Superintendente da Sudene vê “viabilidade” de ramal da Transnordestina na PB, prometendo novo fôlego para a economia local
A Paraíba pode ganhar um importante ramal da Ferrovia Transnordestina, ligando o estado ao Porto de Suape, em Pernambuco. A declaração foi feita por Francisco Alexandre, superintendente da Superintendência do Desenvolvimento do Nordeste (Sudene), que avaliou a inclusão da Paraíba na rota como “possível” e “perfeitamente viável”.
A discussão sobre a expansão da ferrovia, que já interliga Eliseu Martins (PI) ao Porto do Pecém (CE) e ao Porto de Suape (PE), ganhou força após articulação do presidente da Federação das Indústrias da Paraíba (FIEPB), Cassiano Pereira. A ideia é criar uma conexão curta, de cerca de 80 a 90 quilômetros, entre a capital paraibana, João Pessoa, e a malha principal da Transnordestina em Pernambuco.
“Se a estrada chega no Porto de Suape, ela chegará na Paraíba”, afirmou Alexandre, destacando que a interligação pode partir de João Pessoa. A expectativa é que a obra impulsione o desenvolvimento, facilite o escoamento da produção e reduza os custos logísticos para as empresas.

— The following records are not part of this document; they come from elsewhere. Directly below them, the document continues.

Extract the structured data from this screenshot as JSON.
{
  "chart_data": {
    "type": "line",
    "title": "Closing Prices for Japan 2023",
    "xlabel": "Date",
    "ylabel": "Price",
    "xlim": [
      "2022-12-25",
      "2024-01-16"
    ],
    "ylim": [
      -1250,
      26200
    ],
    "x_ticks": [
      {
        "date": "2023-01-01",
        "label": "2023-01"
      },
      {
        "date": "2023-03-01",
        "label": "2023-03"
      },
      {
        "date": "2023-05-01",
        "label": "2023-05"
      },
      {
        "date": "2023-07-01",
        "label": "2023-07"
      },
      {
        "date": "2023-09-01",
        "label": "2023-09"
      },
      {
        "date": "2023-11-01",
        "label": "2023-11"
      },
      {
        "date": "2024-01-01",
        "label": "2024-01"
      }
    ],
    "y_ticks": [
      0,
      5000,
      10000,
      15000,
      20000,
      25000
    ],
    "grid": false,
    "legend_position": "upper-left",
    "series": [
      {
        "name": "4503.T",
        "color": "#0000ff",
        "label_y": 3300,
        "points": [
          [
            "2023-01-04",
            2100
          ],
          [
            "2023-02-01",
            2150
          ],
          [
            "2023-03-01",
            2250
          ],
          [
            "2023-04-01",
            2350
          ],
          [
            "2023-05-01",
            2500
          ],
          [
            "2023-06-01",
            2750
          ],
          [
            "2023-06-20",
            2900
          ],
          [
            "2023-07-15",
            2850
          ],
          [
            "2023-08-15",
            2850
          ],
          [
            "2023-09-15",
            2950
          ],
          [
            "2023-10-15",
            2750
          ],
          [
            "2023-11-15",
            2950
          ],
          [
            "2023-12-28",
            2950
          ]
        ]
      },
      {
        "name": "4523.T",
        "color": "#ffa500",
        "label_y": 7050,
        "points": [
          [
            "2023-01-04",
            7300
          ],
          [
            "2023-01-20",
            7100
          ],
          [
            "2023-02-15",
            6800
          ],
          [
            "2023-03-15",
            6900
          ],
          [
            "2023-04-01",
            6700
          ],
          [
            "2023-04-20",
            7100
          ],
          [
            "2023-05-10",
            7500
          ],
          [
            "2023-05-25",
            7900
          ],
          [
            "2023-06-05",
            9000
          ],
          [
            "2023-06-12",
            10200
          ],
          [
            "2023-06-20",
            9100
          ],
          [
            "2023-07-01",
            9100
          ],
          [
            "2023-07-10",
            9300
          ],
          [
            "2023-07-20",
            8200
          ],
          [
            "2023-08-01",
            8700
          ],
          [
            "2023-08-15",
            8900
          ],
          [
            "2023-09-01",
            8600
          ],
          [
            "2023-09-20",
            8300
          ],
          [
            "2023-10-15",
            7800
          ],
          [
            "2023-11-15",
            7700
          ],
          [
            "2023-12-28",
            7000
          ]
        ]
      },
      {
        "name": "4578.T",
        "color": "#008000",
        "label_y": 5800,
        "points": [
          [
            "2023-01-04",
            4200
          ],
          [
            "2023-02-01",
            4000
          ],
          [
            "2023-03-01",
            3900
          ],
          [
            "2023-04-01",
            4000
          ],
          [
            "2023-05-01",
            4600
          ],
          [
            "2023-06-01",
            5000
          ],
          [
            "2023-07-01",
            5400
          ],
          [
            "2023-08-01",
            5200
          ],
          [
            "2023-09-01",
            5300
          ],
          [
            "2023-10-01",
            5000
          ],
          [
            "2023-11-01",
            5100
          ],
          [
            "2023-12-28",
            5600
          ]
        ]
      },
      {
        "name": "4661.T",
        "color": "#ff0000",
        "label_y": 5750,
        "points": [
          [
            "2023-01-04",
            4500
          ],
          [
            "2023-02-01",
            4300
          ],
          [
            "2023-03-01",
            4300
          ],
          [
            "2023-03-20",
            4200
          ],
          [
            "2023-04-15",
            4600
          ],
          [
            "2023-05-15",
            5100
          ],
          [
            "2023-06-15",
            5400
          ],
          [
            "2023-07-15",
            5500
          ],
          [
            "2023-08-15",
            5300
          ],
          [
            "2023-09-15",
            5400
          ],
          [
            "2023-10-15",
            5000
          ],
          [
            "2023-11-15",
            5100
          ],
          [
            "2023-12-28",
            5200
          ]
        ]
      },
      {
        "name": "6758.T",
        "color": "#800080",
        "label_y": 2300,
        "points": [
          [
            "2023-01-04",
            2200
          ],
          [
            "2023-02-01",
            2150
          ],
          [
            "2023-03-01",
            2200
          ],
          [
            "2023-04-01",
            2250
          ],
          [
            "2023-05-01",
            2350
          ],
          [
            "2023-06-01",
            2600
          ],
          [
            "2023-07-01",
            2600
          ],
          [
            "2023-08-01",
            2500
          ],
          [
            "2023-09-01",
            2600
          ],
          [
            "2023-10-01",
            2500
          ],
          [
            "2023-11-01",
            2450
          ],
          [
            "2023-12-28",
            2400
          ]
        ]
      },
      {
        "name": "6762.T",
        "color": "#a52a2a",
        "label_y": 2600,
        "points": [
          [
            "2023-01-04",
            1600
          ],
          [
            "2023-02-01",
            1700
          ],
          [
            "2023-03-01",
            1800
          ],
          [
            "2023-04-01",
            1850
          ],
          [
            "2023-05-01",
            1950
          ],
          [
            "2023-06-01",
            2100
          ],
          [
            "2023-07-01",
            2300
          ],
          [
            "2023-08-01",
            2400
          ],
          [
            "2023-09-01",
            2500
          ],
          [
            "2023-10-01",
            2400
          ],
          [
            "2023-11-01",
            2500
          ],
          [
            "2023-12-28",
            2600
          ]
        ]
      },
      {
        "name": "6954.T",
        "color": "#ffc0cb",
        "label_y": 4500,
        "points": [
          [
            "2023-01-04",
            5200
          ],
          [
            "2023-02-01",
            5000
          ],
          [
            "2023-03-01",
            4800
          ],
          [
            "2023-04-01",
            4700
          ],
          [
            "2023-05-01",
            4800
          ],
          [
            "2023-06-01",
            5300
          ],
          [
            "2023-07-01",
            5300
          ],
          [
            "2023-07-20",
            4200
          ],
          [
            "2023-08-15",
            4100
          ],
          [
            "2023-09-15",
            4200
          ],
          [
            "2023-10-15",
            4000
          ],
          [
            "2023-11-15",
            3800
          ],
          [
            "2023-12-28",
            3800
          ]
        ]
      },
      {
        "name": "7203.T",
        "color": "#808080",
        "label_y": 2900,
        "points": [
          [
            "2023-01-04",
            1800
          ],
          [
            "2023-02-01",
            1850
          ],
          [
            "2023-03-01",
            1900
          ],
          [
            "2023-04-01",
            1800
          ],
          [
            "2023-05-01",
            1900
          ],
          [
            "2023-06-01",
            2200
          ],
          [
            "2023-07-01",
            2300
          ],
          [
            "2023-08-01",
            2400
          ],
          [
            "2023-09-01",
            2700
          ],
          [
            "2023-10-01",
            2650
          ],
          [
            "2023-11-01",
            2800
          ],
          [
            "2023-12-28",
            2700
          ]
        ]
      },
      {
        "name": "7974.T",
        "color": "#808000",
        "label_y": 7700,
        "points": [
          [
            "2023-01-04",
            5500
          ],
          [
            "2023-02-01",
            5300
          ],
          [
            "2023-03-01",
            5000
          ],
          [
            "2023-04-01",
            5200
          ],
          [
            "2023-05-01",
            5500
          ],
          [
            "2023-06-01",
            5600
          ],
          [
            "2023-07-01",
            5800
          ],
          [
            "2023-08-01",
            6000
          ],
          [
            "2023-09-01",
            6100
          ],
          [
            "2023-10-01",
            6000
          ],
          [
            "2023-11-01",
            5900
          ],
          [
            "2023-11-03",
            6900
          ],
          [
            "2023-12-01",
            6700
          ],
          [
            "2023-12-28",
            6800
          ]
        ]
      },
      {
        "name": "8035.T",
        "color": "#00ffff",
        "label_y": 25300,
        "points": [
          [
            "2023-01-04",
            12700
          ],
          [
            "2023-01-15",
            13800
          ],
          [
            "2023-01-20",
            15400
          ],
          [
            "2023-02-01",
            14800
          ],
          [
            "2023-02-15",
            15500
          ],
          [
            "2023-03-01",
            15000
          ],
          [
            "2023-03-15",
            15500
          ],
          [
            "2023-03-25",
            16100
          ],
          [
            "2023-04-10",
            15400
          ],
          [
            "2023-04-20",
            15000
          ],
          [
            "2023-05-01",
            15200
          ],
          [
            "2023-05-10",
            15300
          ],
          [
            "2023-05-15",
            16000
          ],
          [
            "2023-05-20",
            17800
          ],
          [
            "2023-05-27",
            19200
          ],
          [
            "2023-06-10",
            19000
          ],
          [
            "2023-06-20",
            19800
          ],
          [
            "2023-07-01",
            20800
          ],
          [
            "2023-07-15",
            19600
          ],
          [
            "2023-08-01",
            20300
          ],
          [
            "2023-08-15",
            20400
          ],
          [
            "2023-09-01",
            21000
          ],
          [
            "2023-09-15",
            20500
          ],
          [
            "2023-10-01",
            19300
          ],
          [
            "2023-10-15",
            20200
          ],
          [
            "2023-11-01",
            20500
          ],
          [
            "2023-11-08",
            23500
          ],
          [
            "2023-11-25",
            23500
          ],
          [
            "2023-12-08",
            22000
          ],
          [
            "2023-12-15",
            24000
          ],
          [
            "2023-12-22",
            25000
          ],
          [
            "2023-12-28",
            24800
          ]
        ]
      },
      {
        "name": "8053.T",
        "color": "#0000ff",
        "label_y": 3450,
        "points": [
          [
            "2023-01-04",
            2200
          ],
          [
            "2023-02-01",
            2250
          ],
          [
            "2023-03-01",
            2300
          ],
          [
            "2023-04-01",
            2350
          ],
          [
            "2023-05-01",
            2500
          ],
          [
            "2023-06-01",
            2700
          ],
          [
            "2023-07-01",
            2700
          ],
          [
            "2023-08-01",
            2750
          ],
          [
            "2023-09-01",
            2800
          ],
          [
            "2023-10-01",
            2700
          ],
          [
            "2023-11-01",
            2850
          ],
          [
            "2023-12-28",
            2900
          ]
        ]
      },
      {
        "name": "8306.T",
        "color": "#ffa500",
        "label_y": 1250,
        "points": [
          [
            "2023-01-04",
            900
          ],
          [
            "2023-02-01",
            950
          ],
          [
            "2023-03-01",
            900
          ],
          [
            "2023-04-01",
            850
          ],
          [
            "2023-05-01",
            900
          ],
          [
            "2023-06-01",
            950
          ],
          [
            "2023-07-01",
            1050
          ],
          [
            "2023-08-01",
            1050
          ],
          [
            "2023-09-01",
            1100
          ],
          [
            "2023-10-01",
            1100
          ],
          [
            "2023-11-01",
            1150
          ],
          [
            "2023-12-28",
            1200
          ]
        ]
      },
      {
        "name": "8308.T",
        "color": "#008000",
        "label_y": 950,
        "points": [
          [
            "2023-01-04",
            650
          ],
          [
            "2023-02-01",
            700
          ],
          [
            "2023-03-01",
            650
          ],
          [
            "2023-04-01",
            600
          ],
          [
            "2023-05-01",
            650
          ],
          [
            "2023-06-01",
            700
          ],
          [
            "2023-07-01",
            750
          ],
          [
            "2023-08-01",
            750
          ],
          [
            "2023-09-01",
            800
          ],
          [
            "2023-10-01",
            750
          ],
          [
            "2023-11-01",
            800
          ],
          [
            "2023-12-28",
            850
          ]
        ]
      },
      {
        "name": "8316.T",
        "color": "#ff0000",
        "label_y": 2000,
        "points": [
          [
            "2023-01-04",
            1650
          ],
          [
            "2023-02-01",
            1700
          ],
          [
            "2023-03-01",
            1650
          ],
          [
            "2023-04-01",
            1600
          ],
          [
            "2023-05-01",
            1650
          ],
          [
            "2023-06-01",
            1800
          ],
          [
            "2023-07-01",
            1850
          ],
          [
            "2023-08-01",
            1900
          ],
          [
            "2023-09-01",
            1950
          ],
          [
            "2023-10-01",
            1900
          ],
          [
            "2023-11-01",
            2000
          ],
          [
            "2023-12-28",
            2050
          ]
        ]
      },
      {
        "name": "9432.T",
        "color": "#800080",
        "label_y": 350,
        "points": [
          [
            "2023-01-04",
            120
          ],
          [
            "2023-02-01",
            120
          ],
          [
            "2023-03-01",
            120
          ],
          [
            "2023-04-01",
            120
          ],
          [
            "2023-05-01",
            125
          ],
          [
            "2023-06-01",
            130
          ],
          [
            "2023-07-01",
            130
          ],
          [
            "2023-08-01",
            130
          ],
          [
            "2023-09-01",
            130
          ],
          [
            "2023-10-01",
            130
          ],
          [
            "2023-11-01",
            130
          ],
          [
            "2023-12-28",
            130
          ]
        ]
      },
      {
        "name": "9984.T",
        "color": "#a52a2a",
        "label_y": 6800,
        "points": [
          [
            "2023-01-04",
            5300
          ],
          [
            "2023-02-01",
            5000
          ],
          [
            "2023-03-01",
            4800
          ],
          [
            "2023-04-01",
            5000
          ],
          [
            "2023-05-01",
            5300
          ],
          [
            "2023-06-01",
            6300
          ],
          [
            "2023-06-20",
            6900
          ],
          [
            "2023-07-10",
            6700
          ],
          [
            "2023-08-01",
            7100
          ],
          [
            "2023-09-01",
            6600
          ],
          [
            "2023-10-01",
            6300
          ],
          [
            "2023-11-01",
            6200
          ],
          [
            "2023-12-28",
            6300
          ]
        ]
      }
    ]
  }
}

Benefícios econômicos e logísticos para a Paraíba
A inclusão da Paraíba na rota da Transnordestina trará benefícios significativos, segundo o superintendente da Sudene. Um dos principais pontos destacados é a capacidade da ferrovia de **”escoar” a produção** do estado, otimizando o fluxo de mercadorias e desafogando os portos nordestinos.
Além disso, a nova rota ferroviária promete uma **redução considerável nos custos de transporte**. Francisco Alexandre estima que o frete via trem pode custar entre 30% e 40% menos do que o transporte rodoviário por caminhões, um fator crucial para a competitividade das indústrias paraibanas.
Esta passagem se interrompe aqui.